Lorsque j’étais entrée dans la salle, Steyra m’avait conduite jusqu’au quatrième rang, où Yensria, suivie de tout une bande, s’était assise, obligeant Jirio à s’asseoir au cinquième rang. Après toutes les critiques qu’avait prononcées Yensria sur le ternian, je commençai à me demander s’ils ne l’avaient pas fait exprès.

Quand tous les élèves furent entrés, je fus surprise que nous soyons si nombreux. Nous étions au moins soixante élèves. Mais bien sûr, toute cette foule d’étudiants que je croisais dans les couloirs devait bien étudier quelque part.

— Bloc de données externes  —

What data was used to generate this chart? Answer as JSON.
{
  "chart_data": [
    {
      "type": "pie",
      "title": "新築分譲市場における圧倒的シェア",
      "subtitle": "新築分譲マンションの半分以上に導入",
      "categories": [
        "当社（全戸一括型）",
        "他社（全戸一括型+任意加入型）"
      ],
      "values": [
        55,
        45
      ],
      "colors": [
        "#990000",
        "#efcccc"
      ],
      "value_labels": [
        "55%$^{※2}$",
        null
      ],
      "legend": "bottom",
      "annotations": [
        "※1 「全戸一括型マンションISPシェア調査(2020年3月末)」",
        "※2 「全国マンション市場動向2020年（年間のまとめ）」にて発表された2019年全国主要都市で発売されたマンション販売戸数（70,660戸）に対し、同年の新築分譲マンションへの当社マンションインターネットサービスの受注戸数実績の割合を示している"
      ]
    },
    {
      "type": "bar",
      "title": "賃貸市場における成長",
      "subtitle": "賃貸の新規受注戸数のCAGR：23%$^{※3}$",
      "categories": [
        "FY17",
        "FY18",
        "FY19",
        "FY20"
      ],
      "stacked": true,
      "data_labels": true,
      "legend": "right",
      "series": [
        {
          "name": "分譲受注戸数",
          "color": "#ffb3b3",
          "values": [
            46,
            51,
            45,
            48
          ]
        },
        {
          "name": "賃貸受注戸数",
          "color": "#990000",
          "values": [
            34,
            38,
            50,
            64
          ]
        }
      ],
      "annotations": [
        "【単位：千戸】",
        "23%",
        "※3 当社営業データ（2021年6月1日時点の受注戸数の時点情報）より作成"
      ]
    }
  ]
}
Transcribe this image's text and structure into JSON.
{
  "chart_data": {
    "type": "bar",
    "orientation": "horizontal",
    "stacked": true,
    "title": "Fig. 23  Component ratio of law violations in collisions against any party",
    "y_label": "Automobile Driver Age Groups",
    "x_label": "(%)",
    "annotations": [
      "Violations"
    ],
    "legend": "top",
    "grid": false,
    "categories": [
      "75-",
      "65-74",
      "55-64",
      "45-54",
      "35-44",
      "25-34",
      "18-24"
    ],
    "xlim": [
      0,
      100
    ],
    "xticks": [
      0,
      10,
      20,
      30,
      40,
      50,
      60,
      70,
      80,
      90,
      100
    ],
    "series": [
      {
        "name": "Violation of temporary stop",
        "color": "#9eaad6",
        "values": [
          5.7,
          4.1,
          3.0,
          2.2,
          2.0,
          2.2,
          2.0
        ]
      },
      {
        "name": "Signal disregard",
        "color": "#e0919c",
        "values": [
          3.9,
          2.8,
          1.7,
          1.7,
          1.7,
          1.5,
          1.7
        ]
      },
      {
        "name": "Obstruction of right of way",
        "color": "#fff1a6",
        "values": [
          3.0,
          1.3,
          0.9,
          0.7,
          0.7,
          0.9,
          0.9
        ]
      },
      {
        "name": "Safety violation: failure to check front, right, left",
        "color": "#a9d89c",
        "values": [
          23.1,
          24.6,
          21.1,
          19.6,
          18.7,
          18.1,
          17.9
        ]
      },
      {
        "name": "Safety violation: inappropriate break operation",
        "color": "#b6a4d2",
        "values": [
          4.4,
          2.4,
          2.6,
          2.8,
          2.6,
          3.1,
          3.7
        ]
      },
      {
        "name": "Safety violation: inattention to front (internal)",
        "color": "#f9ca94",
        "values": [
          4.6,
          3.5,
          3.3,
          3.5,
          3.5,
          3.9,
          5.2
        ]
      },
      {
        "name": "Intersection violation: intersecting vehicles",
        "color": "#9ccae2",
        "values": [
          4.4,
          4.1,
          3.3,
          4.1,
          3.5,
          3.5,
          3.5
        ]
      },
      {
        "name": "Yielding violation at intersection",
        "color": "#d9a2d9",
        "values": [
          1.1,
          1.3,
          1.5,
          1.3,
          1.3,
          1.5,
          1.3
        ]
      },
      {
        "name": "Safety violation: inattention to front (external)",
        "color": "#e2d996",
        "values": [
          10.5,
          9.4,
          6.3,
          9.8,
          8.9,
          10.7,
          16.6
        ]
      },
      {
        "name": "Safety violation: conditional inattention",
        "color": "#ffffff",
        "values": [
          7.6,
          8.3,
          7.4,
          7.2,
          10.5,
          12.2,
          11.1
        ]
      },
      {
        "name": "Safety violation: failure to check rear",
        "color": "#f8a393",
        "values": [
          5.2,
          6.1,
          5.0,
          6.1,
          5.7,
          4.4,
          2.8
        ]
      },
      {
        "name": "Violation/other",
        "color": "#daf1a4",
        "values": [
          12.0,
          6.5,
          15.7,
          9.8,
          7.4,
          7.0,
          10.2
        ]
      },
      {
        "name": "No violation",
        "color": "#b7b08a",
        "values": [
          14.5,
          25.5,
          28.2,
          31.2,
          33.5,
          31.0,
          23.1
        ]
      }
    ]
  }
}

Le professeur Zeerath apparut peu après par une porte située au fond de l’amphithéâtre. Selon Steyra, Zeerath donnait ses cours trop rapidement et je pus le vérifier pendant les trois heures d’endarsie, cet après-midi-là. En fait, il semblait parler sans faire de pause et sans prêter attention à ses élèves, ce qui me surprit assez, étant donné qu’il avait été le plus sympathique du conseil avec les trois questions qu’il m’avait posées. Bon, ce n’était pas que son cours soit mauvais, mais, en tout cas, une bonne partie de ses élèves semblait s’en désintéresser totalement.

Comme je n’avais aucun support pour écrire, Steyra me prêta aimablement un papier et un crayon et je pris quelques notes, imitant les autres, bien que je ne sois pas du tout habituée à cela. En général, à Ato, Aynorin nous donnait des devoirs, nous allions à la bibliothèque, nous consultions des livres et, ensuite, nous rendions nos travaux. Prendre des notes des propos précipités d’un professeur me semblait vraiment inefficace et, finalement, saturée par le flux de paroles de Yensria et par les explications infinies du professeur Zeerath, je posai le crayon et je me contentai d’écouter et de méditer.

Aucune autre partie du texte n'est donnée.